BIGGEST PROBLEM: The tackle spot basically is a wasteland. Coaches are high on sophomore Montori Hughes but no one else on the roster at the position played appreciable minutes last season. Backup Chase Nelson is a fifth-year senior who hasn't lettered; another backup, Rae Sykes, was moved from end during spring drills. Tennessee really needs Brown to come through. The lack of size at linebacker is a concern as well, though Wilcox did just fine with undersized linebackers at Boise.
Senior K Daniel Lincoln was a freshman All-America who scored 115 points in 2007. But he has just 113 points combined in the past two seasons and is susceptible to blocks. Lincoln could be pushed by incoming freshman Michael Palardy. Senior P Chad Cunningham averaged 42.1 yards per kick in 2009. Cunningham also handled kickoffs last season, but needs to improve in that area. Incoming freshman Matt Darr could challenge Cunningham; he signed with Fresno State but was released from his letter-of-intent over the summer. Oku likely will handle kickoff returns, but the Vols will be looking for a new punt returner. Freshmen will have opportunities to contribute in the return game. The coverage units were mediocre last season and must be shored up.
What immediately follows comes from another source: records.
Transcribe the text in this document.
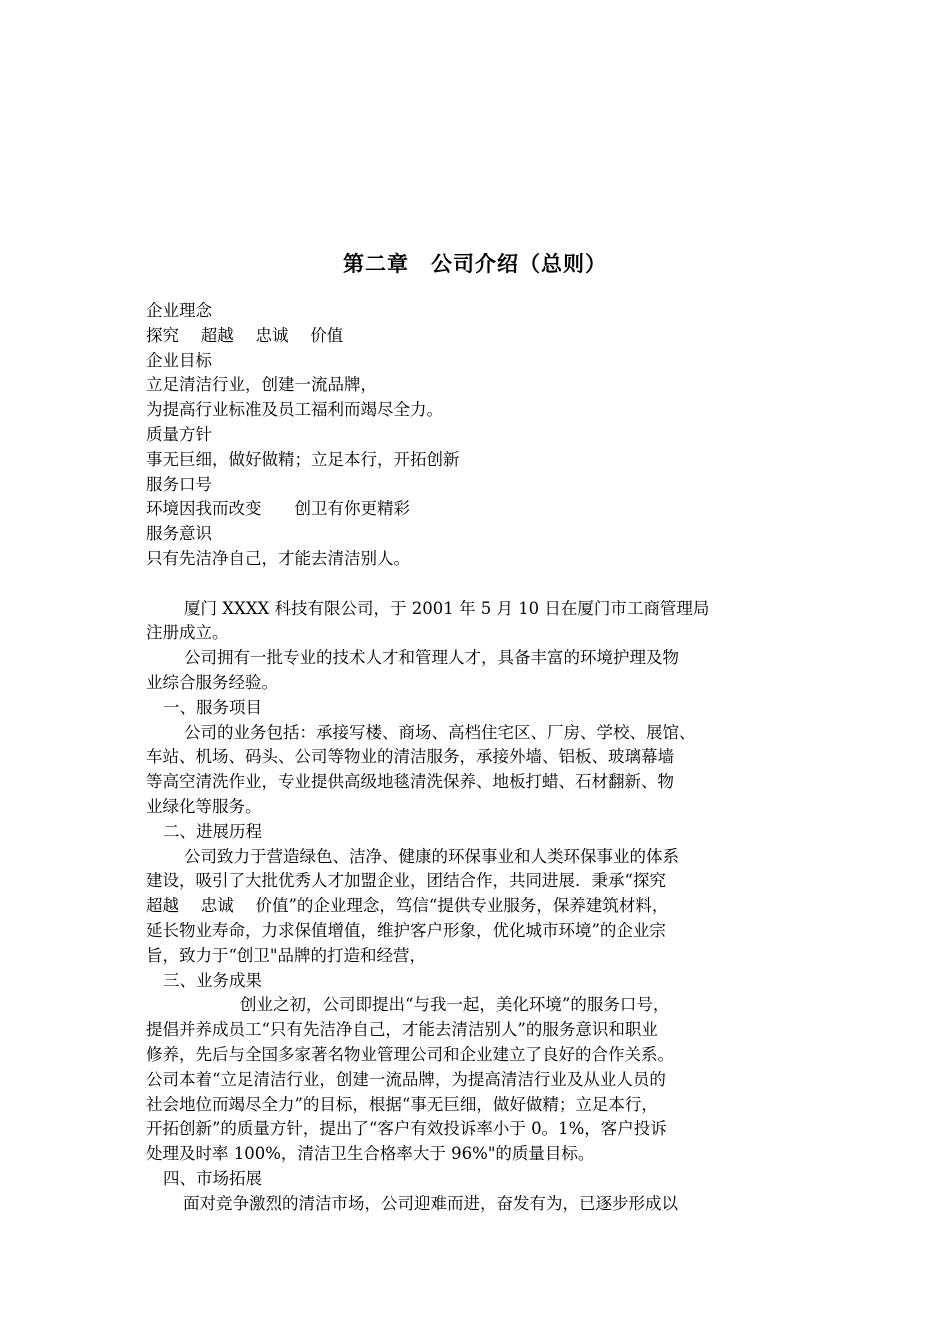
第二章　公司介绍（总则）
企业理念
探究　 超越　 忠诚　 价值
企业目标
立足清洁行业，创建一流品牌，
为提高行业标准及员工福利而竭尽全力。
质量方针
事无巨细，做好做精；立足本行，开拓创新
服务口号
环境因我而改变　　创卫有你更精彩
服务意识
只有先洁净自己，才能去清洁别人。
厦门 XXXX 科技有限公司，于 2001 年 5 月 10 日在厦门市工商管理局
注册成立。
公司拥有一批专业的技术人才和管理人才，具备丰富的环境护理及物
业综合服务经验。
一、服务项目
公司的业务包括：承接写楼、商场、高档住宅区、厂房、学校、展馆、
车站、机场、码头、公司等物业的清洁服务，承接外墙、铝板、玻璃幕墙
等高空清洗作业，专业提供高级地毯清洗保养、地板打蜡、石材翻新、物
业绿化等服务。
二、进展历程
公司致力于营造绿色、洁净、健康的环保事业和人类环保事业的体系
建设，吸引了大批优秀人才加盟企业，团结合作，共同进展．秉承“探究
超越　 忠诚　 价值”的企业理念，笃信“提供专业服务，保养建筑材料，
延长物业寿命，力求保值增值，维护客户形象，优化城市环境”的企业宗
旨，致力于“创卫"品牌的打造和经营，
三、业务成果
创业之初，公司即提出“与我一起，美化环境”的服务口号，
提倡并养成员工“只有先洁净自己，才能去清洁别人”的服务意识和职业
修养，先后与全国多家著名物业管理公司和企业建立了良好的合作关系。
公司本着“立足清洁行业，创建一流品牌，为提高清洁行业及从业人员的
社会地位而竭尽全力”的目标，根据“事无巨细，做好做精；立足本行，
开拓创新”的质量方针，提出了“客户有效投诉率小于 0。1%，客户投诉
处理及时率 100%，清洁卫生合格率大于 96%"的质量目标。
四、市场拓展
面对竞争激烈的清洁市场，公司迎难而进，奋发有为，已逐步形成以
The first four games - and five of the first seven - are at home. But three of those home games are against teams that will be in the preseason top 10 in Oregon, Florida and Alabama; the Oregon and Florida games are back-to-back. There also are road games against LSU, Georgia and South Carolina ; the LSU and Georgia contests are back-to-back, and the South Carolina game is a week after the Vols play host to Alabama. In short, this is a monster schedule, especially for a team with as many holes as the Vols.
Dooley took over a team in flux, and more roster turnover after he was hired hasn't helped. Two projected offensive starters, tailback Bryce Brown and tackle Aaron Douglas, left the program in the spring, and the Vols will head into the season with about 75 scholarship players, 10 fewer than the NCAA maximum. The defense has some questions in the front seven, but those questions pale in comparison to those on offense. There is talent in Knoxville, but not at some key spots. To get to a bowl, Tennessee must win every game it's supposed to; it obviously would help if the Vols could pull an upset or two, as well. Considering the schedule, getting to a bowl might be too difficult.